Servidora é demitida após repostar publicação de ACM Neto, revela pressão por apoio a Jerônimo e acusa perseguição política

Política

Uma servidora do município de Rio de Contas, na Chapada Diamantina, foi demitida após repostar publicação do pré-candidato a governador ACM Neto (União Brasil). A técnica em radiologia Vivian Freitas Viana afirma que foi demitida do Hospital Municipal no último dia 8 de junho por motivação política e revelou pressão por apoio ao governador Jerônimo Rodrigues (PT).

O município é comandado pelo prefeito Célio Evangelista da Silva (PSD), aliado do governador. A servidora chamou atenção de sua demissão após fazer um desabafo nas redes sociais. Tudo começou, segundo o relato dela, quando foi orientada pela direção do hospital a comparecer ao evento que marcaria a visita do governador à cidade.

“A diretora do hospital falou assim pra mim: ‘Vivian, já falei com todo mundo, é para você estar lá na recepção do governador’. Eu olhei assim e falei: ‘tá bom, eu vou. Agora, não me obrigue a voltar nele, tá? Porque eu sou a ACM Neto’”, contou ela.

De acordo com o relato, no dia do evento ela precisou levar um de seus gatos para atendimento veterinário de urgência em Livramento de Nossa Senhora e não poderia comparecer ao evento com Jerônimo. Vivian diz que comunicou a situação à direção do hospital por meio de mensagem.

Dias depois, afirma ter sido chamada para uma reunião na Secretaria Municipal de Saúde. Foi nesse encontro, segundo a ex-servidora, que recebeu a notícia de que seria desligada da função. Para ela, a demissão ocorreu em razão de suas convicções ideológicas, o que classificou como perseguição política.

“Eu perguntei se era questão política. Ela respondeu: ‘é, Vivian, você estava postando coisas do ACM Neto’. Eu falei assim: ‘mas eu sou a favor do ACM Neto. O que que tem a ver isso com prefeito? Não tem nada a ver isso. Eu votei em Célio, eu não votei na esquerda, eu votei só nele’. Mas estão perseguindo muito a gente”, relatou.
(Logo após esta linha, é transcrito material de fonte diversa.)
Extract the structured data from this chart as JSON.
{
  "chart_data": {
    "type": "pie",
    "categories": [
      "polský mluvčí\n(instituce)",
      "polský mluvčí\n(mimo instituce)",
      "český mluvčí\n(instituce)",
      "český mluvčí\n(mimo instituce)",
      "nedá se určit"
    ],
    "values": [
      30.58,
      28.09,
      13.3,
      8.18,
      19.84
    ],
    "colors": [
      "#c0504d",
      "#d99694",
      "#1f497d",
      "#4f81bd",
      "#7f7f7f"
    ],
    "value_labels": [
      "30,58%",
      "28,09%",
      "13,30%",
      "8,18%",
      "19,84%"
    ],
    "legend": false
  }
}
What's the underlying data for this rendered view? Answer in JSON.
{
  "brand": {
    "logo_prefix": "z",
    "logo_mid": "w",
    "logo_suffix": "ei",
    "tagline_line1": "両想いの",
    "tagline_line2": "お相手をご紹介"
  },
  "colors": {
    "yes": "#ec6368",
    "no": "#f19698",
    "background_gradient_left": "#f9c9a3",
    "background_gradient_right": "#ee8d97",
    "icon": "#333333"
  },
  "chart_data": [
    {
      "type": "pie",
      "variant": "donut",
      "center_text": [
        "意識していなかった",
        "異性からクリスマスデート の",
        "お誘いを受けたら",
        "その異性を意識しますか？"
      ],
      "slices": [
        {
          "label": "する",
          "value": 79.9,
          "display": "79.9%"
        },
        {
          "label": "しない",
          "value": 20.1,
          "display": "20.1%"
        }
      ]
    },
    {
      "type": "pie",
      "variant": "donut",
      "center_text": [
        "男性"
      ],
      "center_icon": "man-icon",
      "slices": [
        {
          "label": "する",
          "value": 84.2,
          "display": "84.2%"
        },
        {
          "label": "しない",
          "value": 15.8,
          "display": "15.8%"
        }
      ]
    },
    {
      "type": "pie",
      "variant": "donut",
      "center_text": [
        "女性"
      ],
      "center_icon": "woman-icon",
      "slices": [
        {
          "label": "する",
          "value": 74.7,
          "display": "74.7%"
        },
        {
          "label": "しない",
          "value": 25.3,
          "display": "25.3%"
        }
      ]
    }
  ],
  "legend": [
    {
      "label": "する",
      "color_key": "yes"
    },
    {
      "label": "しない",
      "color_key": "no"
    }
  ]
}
Segundo a ex-servidora, outros funcionários públicos estão sendo perseguidos por motivação política. “Tinha uma moça que trabalhava na escola por 17 anos, foi demitida também. E a questão de tirar fotos… eu não sabia que a ACM Neto ia estar aqui, senão eu teria ido mesmo de noite, tirado a foto e voltava pra casa”, declarou.